Abolish the proposal to impose a tax of 20% on stock market interest
In the latest draft for the draft Law on Personal Income Tax (amended) sent to the Ministry of Justice for appraisal, the Ministry of Finance has finalized a plan to propose a personal income tax rate (PIT) for income from capital transfer and securities transfer.
For individuals:
(1) Personal income tax on income from capital transfers of residential individuals is determined by taxable income multiplied by a tax rate of 20% for each transfer.
Taxable income from capital transfers is determined by selling price minus purchase price and reasonable expenses related to income generation from capital transfer.
In case the purchase price and costs related to the capital transfer cannot be determined, personal income tax is determined by the seller price with a tax rate of 2% ( uniformly applied to both residential and non-resident individuals).
(2) Personal income tax on income from securities transfers is determined by the selling price of securities with a tax rate of 0.1% for each transfer.
For non-resident individuals:
(1) Personal income tax of non-resident individuals on income from transfers is determined by taxable income multiplied by a tax rate of 20% for each transfer occurring, regardless of whether the transfer is carried out in Vietnam or abroad.
Taxable income from capital transfers is determined by transfer price minus purchase price and reasonable fees related to income generation from capital transfer at Vietnamese organizations and individuals.
(2) For securities transfer and capital transfer activities of non-resident individuals, a tax rate of 0.1% is applied on the transfer price each time.
Thus, with income from securities transfers, the Ministry of Finance has withdrawn its proposal to apply a 20% tax rate on securities sales interest.

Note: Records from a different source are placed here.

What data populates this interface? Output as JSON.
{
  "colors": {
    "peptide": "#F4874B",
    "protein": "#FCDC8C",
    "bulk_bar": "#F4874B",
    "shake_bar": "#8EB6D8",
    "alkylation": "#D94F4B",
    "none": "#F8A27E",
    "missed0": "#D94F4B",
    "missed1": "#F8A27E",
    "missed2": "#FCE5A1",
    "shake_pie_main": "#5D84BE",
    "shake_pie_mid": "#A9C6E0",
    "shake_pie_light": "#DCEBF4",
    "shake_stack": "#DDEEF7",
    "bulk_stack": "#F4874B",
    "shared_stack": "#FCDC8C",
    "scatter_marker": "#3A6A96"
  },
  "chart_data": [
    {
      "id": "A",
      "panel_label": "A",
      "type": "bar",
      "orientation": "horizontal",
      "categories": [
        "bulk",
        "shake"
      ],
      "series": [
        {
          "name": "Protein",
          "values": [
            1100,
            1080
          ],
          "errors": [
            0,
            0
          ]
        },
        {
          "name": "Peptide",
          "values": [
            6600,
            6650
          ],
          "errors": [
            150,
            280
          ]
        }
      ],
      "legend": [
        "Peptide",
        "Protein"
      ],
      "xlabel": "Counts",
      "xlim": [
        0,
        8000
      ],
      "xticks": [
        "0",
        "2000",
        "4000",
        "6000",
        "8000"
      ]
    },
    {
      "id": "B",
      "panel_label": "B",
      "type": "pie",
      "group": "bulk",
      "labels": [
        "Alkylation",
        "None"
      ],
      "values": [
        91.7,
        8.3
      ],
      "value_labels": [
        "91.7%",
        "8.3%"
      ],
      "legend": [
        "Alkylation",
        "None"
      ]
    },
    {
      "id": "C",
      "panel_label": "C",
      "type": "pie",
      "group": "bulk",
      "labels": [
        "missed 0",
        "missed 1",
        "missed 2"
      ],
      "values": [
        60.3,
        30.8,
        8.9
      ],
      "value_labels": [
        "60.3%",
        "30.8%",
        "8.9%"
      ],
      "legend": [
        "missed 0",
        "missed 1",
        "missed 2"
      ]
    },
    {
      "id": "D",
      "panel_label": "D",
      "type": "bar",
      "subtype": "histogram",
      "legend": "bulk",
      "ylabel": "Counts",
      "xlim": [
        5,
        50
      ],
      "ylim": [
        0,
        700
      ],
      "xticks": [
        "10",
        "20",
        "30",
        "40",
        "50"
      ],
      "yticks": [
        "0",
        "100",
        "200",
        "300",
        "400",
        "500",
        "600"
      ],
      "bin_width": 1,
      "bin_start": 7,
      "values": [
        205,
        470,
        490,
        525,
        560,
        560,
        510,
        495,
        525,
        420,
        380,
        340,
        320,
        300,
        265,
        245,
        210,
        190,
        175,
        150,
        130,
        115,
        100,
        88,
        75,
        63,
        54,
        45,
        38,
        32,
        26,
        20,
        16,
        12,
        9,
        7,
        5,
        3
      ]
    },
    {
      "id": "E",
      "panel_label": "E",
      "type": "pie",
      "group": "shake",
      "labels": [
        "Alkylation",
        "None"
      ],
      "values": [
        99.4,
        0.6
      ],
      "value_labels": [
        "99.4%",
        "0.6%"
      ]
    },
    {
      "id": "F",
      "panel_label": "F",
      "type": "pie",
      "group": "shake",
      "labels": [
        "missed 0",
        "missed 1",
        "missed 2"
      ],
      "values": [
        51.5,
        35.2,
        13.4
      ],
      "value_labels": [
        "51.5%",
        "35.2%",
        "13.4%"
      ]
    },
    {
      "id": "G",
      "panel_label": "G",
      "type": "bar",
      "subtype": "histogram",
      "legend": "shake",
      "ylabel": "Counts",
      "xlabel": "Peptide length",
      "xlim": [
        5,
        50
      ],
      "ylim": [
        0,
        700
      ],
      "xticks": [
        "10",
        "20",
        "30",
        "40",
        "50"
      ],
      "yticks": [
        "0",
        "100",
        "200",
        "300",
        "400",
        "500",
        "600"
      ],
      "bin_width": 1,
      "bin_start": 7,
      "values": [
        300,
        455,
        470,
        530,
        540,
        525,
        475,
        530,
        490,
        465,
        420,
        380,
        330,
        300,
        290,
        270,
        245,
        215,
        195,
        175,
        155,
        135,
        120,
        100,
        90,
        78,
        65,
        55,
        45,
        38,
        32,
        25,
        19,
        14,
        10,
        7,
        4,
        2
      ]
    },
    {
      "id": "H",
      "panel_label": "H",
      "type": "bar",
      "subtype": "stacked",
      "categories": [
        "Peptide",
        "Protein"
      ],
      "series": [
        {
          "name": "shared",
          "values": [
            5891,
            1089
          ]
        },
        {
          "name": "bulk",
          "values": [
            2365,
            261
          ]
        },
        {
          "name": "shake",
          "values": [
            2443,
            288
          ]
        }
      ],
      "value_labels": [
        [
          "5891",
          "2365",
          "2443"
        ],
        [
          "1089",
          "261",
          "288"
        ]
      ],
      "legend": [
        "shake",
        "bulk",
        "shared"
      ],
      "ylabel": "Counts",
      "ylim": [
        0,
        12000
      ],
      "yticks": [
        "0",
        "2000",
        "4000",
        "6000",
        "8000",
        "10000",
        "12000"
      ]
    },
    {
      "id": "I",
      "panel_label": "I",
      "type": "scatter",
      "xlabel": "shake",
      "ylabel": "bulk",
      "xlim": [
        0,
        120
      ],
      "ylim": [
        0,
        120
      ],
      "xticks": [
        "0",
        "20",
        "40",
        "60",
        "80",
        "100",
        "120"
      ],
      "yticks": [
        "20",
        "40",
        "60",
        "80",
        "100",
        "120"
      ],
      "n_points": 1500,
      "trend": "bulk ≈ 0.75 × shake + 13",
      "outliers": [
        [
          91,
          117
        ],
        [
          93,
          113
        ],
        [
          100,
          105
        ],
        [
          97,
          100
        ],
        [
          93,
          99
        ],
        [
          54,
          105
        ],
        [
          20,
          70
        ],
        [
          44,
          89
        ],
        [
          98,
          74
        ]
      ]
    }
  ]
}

Instead, the ministry proposed to maintain the regulation of collecting personal income tax of 0.1% on the transfer price each time.
Abolish the real estate interest tax plan
In this draft, the Ministry of Finance also abandoned the proposal to apply a tax rate of 20% on income from real estate transfers, calculated on the income for each transaction (selling price minus purchase price and related costs).
In the submission to the Ministry of Justice, the draft law did not mention the content of amending and perfecting regulations on income subject to personal income tax and how to calculate tax for real estate transfer activities of individuals.
Previously, the Ministry of Finance proposed applying a tax rate of 20% on income from real estate transfers, calculated on the income of each transaction (selling price minus purchase price and related costs).
In case the purchase price and cost cannot be determined, the tax is calculated directly on the selling price according to the holding period. Accordingly, under 2 years, a tax rate of 10%, from 2 to 5 years is 6%, from 5 to 10 years is 4%, over 10 years or real estate originating from inheritance is 2%. Individuals who receive inheritance but have speculative activities will be taxed like real estate business.
The previous plan to collect interest on each real estate transaction was considered reasonable in principle, but difficult to implement in practice. The reason is that determining the capital price and related costs in transfer contracts is still problematic, while the data management system has not met the requirements.